3. Pulsions de vie - pulsions de mort. Les pulsions d’autoconservation, les besoins du corps biologique ont totalement disparu. Freud hésite, dans un premier temps, et est tenté de les placer du côté des pulsions de mort, puis les considère comme un cas particulier de la libido du moi et les range dans les pulsions de vie. Mais il est évident, du même coup, qu’il n’est plus question des besoins du corps réel, mais bien du corps dans le fantasme.

On pourrait dire que cette évolution de la théorie psychanalytique, abandonnant le corps biologique pour ne considérer que le corps dans le fantasme, était inscrite dès le début de son élaboration. Déjà dans l’Esquisse d’une psychologie scientifique, c’était d’un « drôle de corps » qu’il était question.
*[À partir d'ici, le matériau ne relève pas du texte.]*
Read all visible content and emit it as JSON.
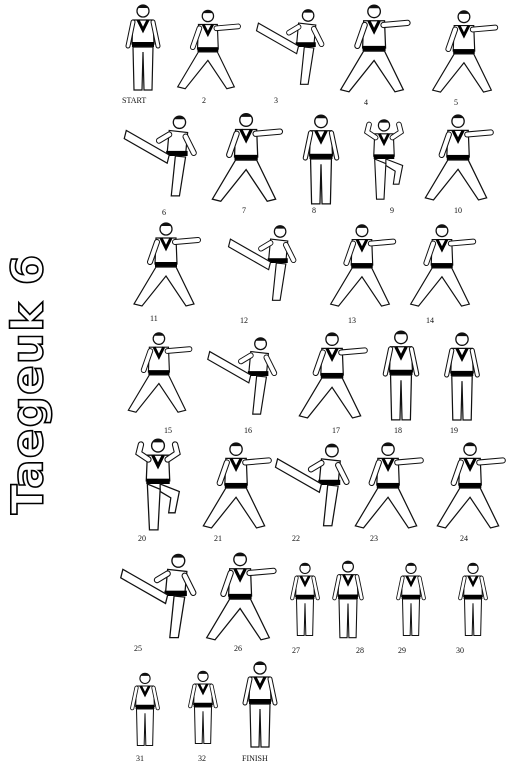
{
  "title": "Taegeuk 6",
  "colors": {
    "ink": "#111111",
    "belt": "#000000",
    "background": "#ffffff"
  },
  "steps": [
    {
      "label": "START",
      "pose": "stand"
    },
    {
      "label": "2",
      "pose": "stance"
    },
    {
      "label": "3",
      "pose": "kick"
    },
    {
      "label": "4",
      "pose": "stance"
    },
    {
      "label": "5",
      "pose": "stance"
    },
    {
      "label": "6",
      "pose": "kick"
    },
    {
      "label": "7",
      "pose": "stance"
    },
    {
      "label": "8",
      "pose": "stand"
    },
    {
      "label": "9",
      "pose": "knee"
    },
    {
      "label": "10",
      "pose": "stance"
    },
    {
      "label": "11",
      "pose": "stance"
    },
    {
      "label": "12",
      "pose": "kick"
    },
    {
      "label": "13",
      "pose": "stance"
    },
    {
      "label": "14",
      "pose": "stance"
    },
    {
      "label": "15",
      "pose": "stance"
    },
    {
      "label": "16",
      "pose": "kick"
    },
    {
      "label": "17",
      "pose": "stance"
    },
    {
      "label": "18",
      "pose": "stand"
    },
    {
      "label": "19",
      "pose": "stand"
    },
    {
      "label": "20",
      "pose": "knee"
    },
    {
      "label": "21",
      "pose": "stance"
    },
    {
      "label": "22",
      "pose": "kick"
    },
    {
      "label": "23",
      "pose": "stance"
    },
    {
      "label": "24",
      "pose": "stance"
    },
    {
      "label": "25",
      "pose": "kick"
    },
    {
      "label": "26",
      "pose": "stance"
    },
    {
      "label": "27",
      "pose": "stand"
    },
    {
      "label": "28",
      "pose": "stand"
    },
    {
      "label": "29",
      "pose": "stand"
    },
    {
      "label": "30",
      "pose": "stand"
    },
    {
      "label": "31",
      "pose": "stand"
    },
    {
      "label": "32",
      "pose": "stand"
    },
    {
      "label": "FINISH",
      "pose": "stand"
    }
  ]
}
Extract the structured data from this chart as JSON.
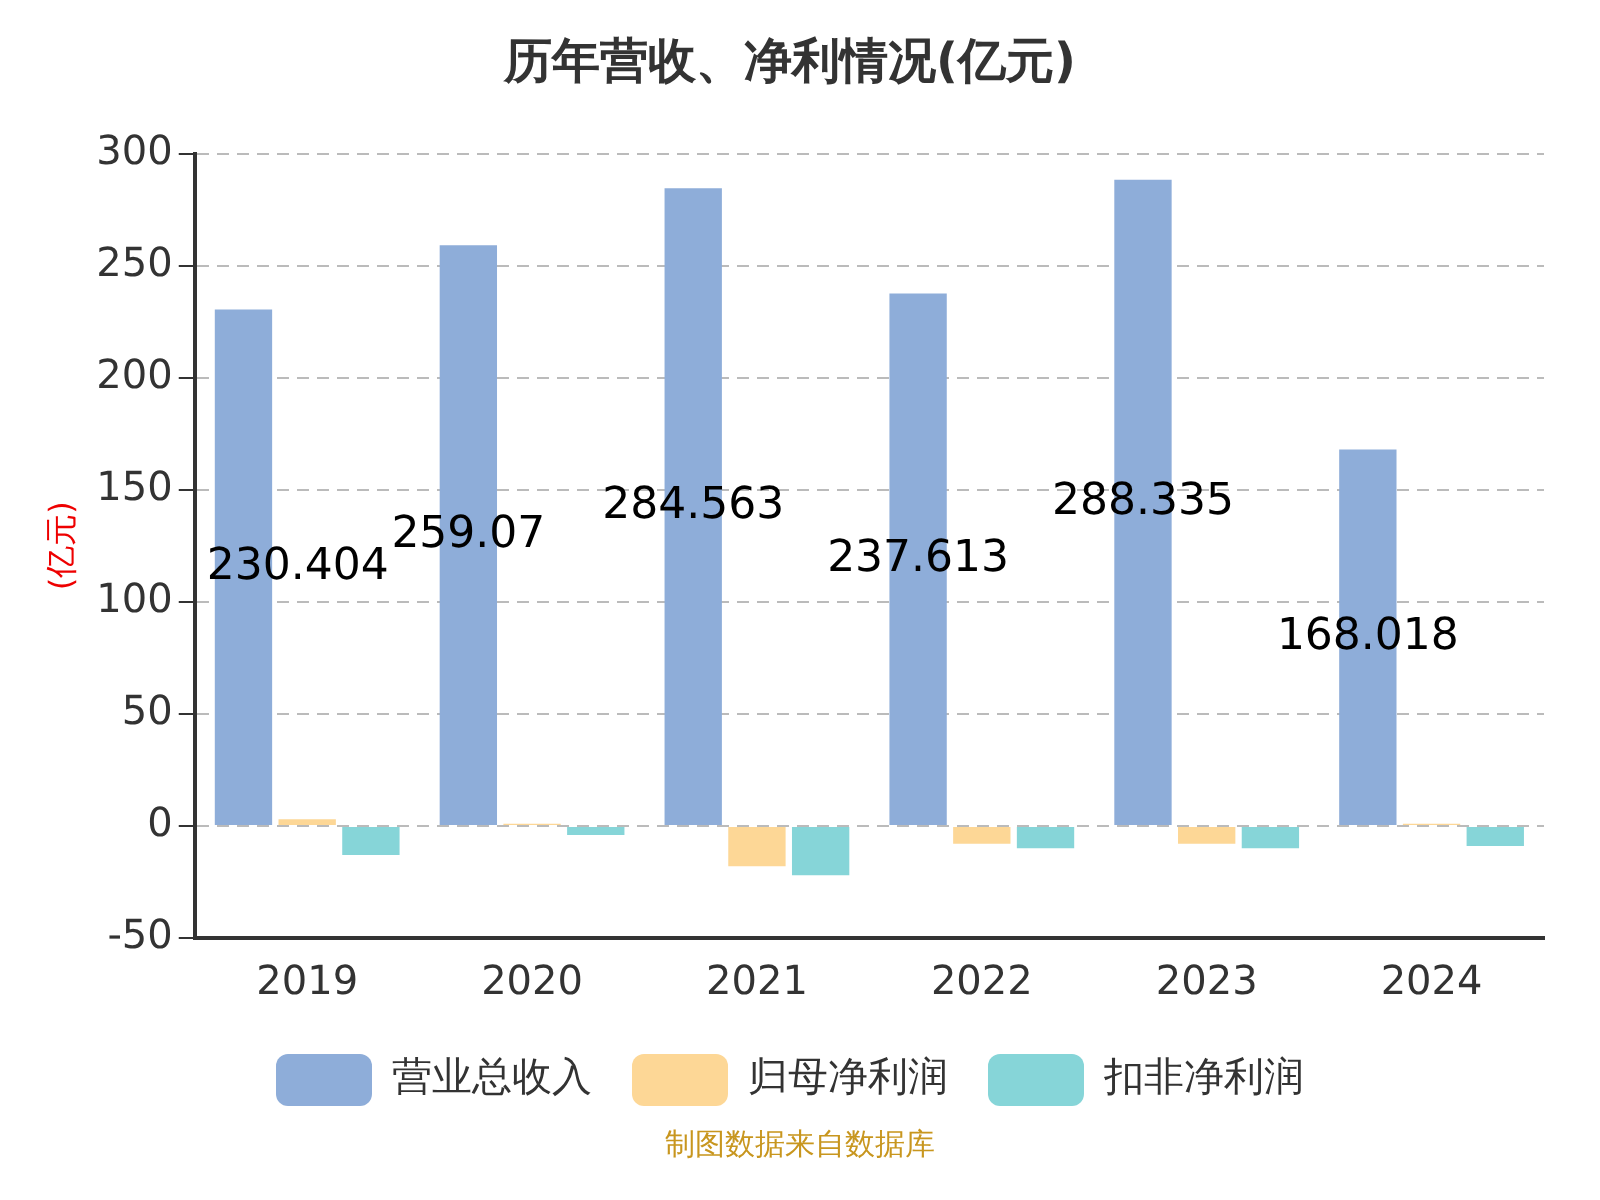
{
  "chart_data": {
    "type": "bar",
    "title": "历年营收、净利情况(亿元)",
    "ylabel": "(亿元)",
    "categories": [
      "2019",
      "2020",
      "2021",
      "2022",
      "2023",
      "2024"
    ],
    "series": [
      {
        "name": "营业总收入",
        "color": "#8eadd9",
        "values": [
          230.404,
          259.07,
          284.563,
          237.613,
          288.335,
          168.018
        ],
        "value_labels": [
          "230.404",
          "259.07",
          "284.563",
          "237.613",
          "288.335",
          "168.018"
        ]
      },
      {
        "name": "归母净利润",
        "color": "#fdd796",
        "values": [
          3,
          1,
          -18,
          -8,
          -8,
          1
        ]
      },
      {
        "name": "扣非净利润",
        "color": "#86d5d8",
        "values": [
          -13,
          -4,
          -22,
          -10,
          -10,
          -9
        ]
      }
    ],
    "ylim": [
      -50,
      300
    ],
    "yticks": [
      -50,
      0,
      50,
      100,
      150,
      200,
      250,
      300
    ],
    "grid": "y",
    "legend": "bottom",
    "annotations": [
      "制图数据来自数据库"
    ]
  }
}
Si l’on considère que Freud était un neurophysiologiste éminent et que la neurophysiologie de l’époque était loin d’en être à ses balbutiements, les constructions de l’Esquisse à propos des systèmes de neurones apparaissent comme des fantaisies difficilement soutenables : à moins d’y voir une sorte de représentation (au sens de représentation théâtrale) des phénomènes psychologiques découverts par Freud en termes et dans une mise en scène neurophysiologiques. Nous aurons à nous demander si cette représentation est pure « image » stylistique, façon de parler, ou si la théorie freudienne ne révèle pas là, dans sa constitution plus peut-être que dans son contenu, le mouvement même de la constitution de l’image du corps.